Mad Money

Cramer: The Key to Market’s Resiliency


Thank desperate money managers for the market’s resiliency, Cramer said Tuesday. Every time stocks take a dip, hedge and mutual funds swoop in to buy.

Getting Into the Game

That’s because many of them have no choice. They stayed negative on the market for too long and, as a result, missed the rally that started in early March. As the S&P 500 creeps into double-digit gains for the year, fund managers have to scramble to meet or beat that performance. They know their jobs are on the line if they fall too far behind their benchmarks.

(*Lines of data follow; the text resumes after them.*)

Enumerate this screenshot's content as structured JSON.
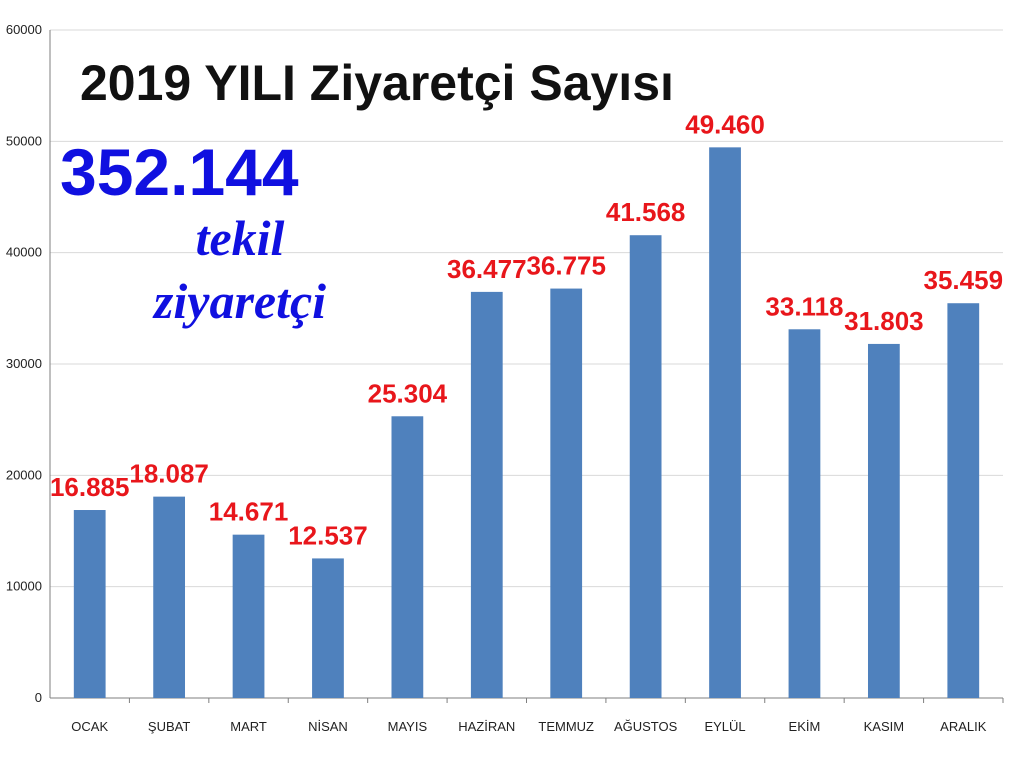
{
  "colors": {
    "bar": "#4f81bd",
    "data_label": "#e8161b",
    "highlight": "#1010e0",
    "title": "#111111",
    "gridline": "#d9d9d9",
    "axis": "#7f7f7f"
  },
  "header": {
    "title": "2019 YILI Ziyaretçi Sayısı",
    "total_value": "352.144",
    "subtitle_line1": "tekil",
    "subtitle_line2": "ziyaretçi"
  },
  "chart_data": {
    "type": "bar",
    "title": "2019 YILI Ziyaretçi Sayısı",
    "xlabel": "",
    "ylabel": "",
    "ylim": [
      0,
      60000
    ],
    "yticks": [
      0,
      10000,
      20000,
      30000,
      40000,
      50000,
      60000
    ],
    "grid": true,
    "legend": "none",
    "categories": [
      "OCAK",
      "ŞUBAT",
      "MART",
      "NİSAN",
      "MAYIS",
      "HAZİRAN",
      "TEMMUZ",
      "AĞUSTOS",
      "EYLÜL",
      "EKİM",
      "KASIM",
      "ARALIK"
    ],
    "values": [
      16885,
      18087,
      14671,
      12537,
      25304,
      36477,
      36775,
      41568,
      49460,
      33118,
      31803,
      35459
    ],
    "data_labels": [
      "16.885",
      "18.087",
      "14.671",
      "12.537",
      "25.304",
      "36.477",
      "36.775",
      "41.568",
      "49.460",
      "33.118",
      "31.803",
      "35.459"
    ]
  }
}
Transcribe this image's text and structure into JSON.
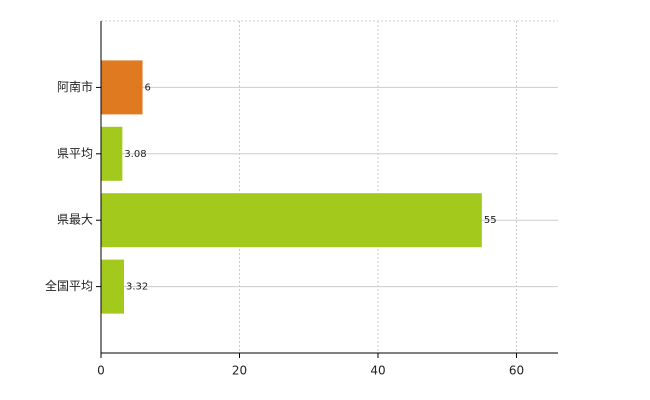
{
  "chart_data": {
    "type": "bar",
    "orientation": "horizontal",
    "categories": [
      "阿南市",
      "県平均",
      "県最大",
      "全国平均"
    ],
    "values": [
      6,
      3.08,
      55,
      3.32
    ],
    "colors": [
      "#e07a20",
      "#a2c91c",
      "#a2c91c",
      "#a2c91c"
    ],
    "xlim": [
      0,
      66
    ],
    "xticks": [
      0,
      20,
      40,
      60
    ],
    "grid": true
  }
}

Hence, the Dow’s early-day losses giving way to a positive close. Even the clients know that these funds are underexposed to stocks. Investors are threatening to withdraw their money, so the managers are buying everything they can on any pullback the market offers. When the futures this morning hit Apple , Joy Global , Wynn Resorts , Mastercard and Potash – all stocks that Cramer has been bullish on – that was enough to set off a big-money buying spree. And the same thing happened in the banks and oil and gas names.

It may sound overly simple, but this trend is driving the market’s key indexes right now. We’re in “get long or be wrong territory,” Cramer said, and the fund managers know it. They must come in and buy.

“Up double digits,” Cramer said, “there’s no hiding now.”